I was able to go home last weekend for the first time since starting residency. Oh my goodness, I can’t believe I forgot to talk about this – my parents basically did their own version of coming out to me, and they told me that they fully support me and love me no matter what. I’m actually still in shock from that conversation. I was 100% certain that that would NEVER happen. Some context – I set extremely low expectations after deciding to come out to my parents on their level of acceptance. As in, I expected them to take a while to start talking to me again. And I would’ve been completely ecstatic if we conversed in our usual manner (I joke with my parents a lot), fully expecting to never to bring up the subject of me being gay again. But not only are we back to talking like we always did (within like a day of coming out), they actually THANKED me this past weekend for bringing LGBT issues to their attention. It was a paradigm shift for them – that’s how they phrased it – the concept of LGBT being ok within the doctrine of Christianity. The way they see it, God made me the way I am, and that isn’t, shouldn’t, be a sin. I wish I would’ve videotaped the entire encounter, because I never want to forget that moment.
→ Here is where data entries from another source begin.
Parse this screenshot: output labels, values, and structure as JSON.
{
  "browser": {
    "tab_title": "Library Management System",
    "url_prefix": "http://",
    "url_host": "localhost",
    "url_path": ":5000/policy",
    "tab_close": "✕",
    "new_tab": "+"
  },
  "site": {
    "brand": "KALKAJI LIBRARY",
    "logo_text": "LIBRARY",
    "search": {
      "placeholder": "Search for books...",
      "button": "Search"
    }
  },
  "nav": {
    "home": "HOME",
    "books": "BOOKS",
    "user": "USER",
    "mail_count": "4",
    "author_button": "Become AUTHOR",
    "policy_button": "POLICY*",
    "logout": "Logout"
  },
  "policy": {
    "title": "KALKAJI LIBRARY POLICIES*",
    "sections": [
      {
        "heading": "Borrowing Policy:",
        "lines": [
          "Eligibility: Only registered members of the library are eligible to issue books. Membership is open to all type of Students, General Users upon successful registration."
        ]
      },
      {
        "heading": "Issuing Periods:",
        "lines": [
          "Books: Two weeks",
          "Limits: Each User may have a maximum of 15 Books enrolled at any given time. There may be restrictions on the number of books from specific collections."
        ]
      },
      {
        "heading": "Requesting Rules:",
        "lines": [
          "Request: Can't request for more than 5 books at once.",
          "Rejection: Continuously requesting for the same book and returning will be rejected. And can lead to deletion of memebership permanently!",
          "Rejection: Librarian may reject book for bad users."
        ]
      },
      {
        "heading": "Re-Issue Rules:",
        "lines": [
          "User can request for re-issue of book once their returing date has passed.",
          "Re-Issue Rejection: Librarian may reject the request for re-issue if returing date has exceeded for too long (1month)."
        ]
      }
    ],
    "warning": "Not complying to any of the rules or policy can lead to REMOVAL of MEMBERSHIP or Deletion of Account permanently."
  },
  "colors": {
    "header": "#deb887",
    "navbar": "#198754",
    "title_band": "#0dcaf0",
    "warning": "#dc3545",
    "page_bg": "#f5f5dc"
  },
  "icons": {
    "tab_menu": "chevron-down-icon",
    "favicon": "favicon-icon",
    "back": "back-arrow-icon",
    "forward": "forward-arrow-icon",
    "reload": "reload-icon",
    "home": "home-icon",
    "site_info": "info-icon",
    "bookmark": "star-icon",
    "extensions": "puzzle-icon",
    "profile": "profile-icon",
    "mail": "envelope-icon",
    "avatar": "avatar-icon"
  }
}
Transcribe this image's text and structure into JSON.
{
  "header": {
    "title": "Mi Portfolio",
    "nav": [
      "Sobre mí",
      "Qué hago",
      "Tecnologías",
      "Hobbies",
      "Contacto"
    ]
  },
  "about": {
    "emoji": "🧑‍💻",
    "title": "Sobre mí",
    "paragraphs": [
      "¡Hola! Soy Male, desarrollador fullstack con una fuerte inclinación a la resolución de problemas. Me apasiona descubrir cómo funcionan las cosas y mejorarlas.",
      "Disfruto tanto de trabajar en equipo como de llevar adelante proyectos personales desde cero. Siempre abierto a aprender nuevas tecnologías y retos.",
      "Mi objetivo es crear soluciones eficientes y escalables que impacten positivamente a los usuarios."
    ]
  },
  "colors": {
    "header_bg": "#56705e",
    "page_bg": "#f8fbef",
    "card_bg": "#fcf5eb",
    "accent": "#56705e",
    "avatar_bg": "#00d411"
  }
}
I will cherish this past weekend home for the rest of my life. Not everyone who is gay is nearly as lucky as I am – I am so fully aware of that – especially in a Korean and Christian family. But my God, am I ETERNALLY grateful that I am this lucky. I can’t imagine what my life would have been like without the love and support of my parents, because my parents mean everything to me. I owe everything to them. Everything.
Ok, recalling that memory actually made me feel a little better. I’m still feeling a little burned out, that I can tell for certain, but I definitely feel better about life in general. See, so much to thank my parents for.